Somado a isso, a pandemia enfatizou uma tendência preexistente que contribuiu para a redução geral dos deslocamentos: a ascensão do trabalho remoto e das compras online. Embora esse acontecimento tenha diminuído o número de usuários tanto do transporte coletivo quanto o individual, o primeiro tem sido mais afetado por ele. Se essa tendência persistir, é provável que a tecnologia continue a proporcionar opções de deslocamento mais vantajosas que o transporte público, criando um ciclo vicioso que, embora traga benefícios individuais a curto prazo, agravará ainda mais a mobilidade urbana.
Portanto, a solução para os problemas de mobilidade urbana no Brasil não reside apenas em melhorias na infraestrutura viária.
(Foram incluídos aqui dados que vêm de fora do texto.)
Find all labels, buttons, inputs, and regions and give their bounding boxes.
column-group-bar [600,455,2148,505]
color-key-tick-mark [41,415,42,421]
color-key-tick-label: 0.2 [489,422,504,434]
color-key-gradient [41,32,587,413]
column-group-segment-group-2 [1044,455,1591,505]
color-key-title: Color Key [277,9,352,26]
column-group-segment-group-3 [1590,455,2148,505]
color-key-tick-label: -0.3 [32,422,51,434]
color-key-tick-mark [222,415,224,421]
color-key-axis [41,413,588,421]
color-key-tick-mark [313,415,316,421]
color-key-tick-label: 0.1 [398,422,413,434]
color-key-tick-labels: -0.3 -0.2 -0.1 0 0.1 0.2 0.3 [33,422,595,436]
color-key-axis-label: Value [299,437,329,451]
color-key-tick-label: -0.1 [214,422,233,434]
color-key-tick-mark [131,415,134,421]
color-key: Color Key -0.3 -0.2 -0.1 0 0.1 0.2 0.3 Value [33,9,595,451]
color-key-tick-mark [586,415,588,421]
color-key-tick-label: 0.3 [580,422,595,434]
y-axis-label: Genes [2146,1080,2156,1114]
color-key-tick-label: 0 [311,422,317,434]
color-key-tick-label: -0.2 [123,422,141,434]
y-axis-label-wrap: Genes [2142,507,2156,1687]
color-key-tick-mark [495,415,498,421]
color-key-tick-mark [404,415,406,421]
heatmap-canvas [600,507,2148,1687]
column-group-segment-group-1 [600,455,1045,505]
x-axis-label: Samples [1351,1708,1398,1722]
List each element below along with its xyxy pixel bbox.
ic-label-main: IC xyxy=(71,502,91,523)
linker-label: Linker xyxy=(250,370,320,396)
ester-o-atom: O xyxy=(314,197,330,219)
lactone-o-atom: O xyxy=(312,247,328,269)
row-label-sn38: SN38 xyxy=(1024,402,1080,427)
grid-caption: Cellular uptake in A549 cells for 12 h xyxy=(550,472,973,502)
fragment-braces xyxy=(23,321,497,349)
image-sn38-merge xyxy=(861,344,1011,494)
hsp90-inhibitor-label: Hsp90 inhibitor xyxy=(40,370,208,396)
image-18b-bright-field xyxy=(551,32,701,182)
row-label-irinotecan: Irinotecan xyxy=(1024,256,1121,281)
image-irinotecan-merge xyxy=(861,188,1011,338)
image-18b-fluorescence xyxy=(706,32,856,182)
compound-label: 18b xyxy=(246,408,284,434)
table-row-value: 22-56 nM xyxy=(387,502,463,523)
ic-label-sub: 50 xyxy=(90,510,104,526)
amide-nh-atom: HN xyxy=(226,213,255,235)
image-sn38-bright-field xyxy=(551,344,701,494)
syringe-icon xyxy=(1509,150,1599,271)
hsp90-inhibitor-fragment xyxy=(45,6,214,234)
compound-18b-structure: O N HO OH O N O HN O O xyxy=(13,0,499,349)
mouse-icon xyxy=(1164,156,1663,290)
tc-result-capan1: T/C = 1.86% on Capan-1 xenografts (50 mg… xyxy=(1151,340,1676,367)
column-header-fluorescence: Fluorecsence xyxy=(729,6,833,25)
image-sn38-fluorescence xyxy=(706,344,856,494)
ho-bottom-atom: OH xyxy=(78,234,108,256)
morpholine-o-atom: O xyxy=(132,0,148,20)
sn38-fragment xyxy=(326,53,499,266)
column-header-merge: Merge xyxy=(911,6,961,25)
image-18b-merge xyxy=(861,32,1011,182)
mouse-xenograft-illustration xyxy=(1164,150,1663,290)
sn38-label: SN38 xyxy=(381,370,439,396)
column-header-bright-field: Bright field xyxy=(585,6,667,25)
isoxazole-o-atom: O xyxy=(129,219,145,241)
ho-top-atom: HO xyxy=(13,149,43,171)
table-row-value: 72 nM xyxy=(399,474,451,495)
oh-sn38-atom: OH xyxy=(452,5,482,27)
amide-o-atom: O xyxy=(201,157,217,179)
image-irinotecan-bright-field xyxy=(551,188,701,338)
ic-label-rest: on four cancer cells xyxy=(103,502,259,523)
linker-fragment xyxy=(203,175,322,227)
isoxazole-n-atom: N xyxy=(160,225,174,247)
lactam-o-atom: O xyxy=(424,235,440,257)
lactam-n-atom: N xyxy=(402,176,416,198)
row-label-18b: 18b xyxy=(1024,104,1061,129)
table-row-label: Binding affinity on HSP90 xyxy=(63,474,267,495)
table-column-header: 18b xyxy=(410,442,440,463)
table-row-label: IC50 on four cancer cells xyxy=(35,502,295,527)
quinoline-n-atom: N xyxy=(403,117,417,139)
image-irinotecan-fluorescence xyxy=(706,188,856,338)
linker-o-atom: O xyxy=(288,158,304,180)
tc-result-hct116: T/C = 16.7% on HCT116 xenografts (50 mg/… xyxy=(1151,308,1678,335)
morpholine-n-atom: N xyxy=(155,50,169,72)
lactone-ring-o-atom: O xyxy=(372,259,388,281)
É preciso que o poder público exerça um planejamento integrado, em que a mobilidade seja concebida de forma mais articulada aos outros componentes da estrutura urbana. Além disso, me parece urgente agregar tecnologia e inovação aos serviços de transporte coletivo, oferecendo soluções inteligentes que possam torná-lo mais atrativo e eficiente. Somente assim poderemos enfrentar os desafios da mobilidade urbana contemporânea e garantir um futuro mais promissor e sustentável para nossas cidades.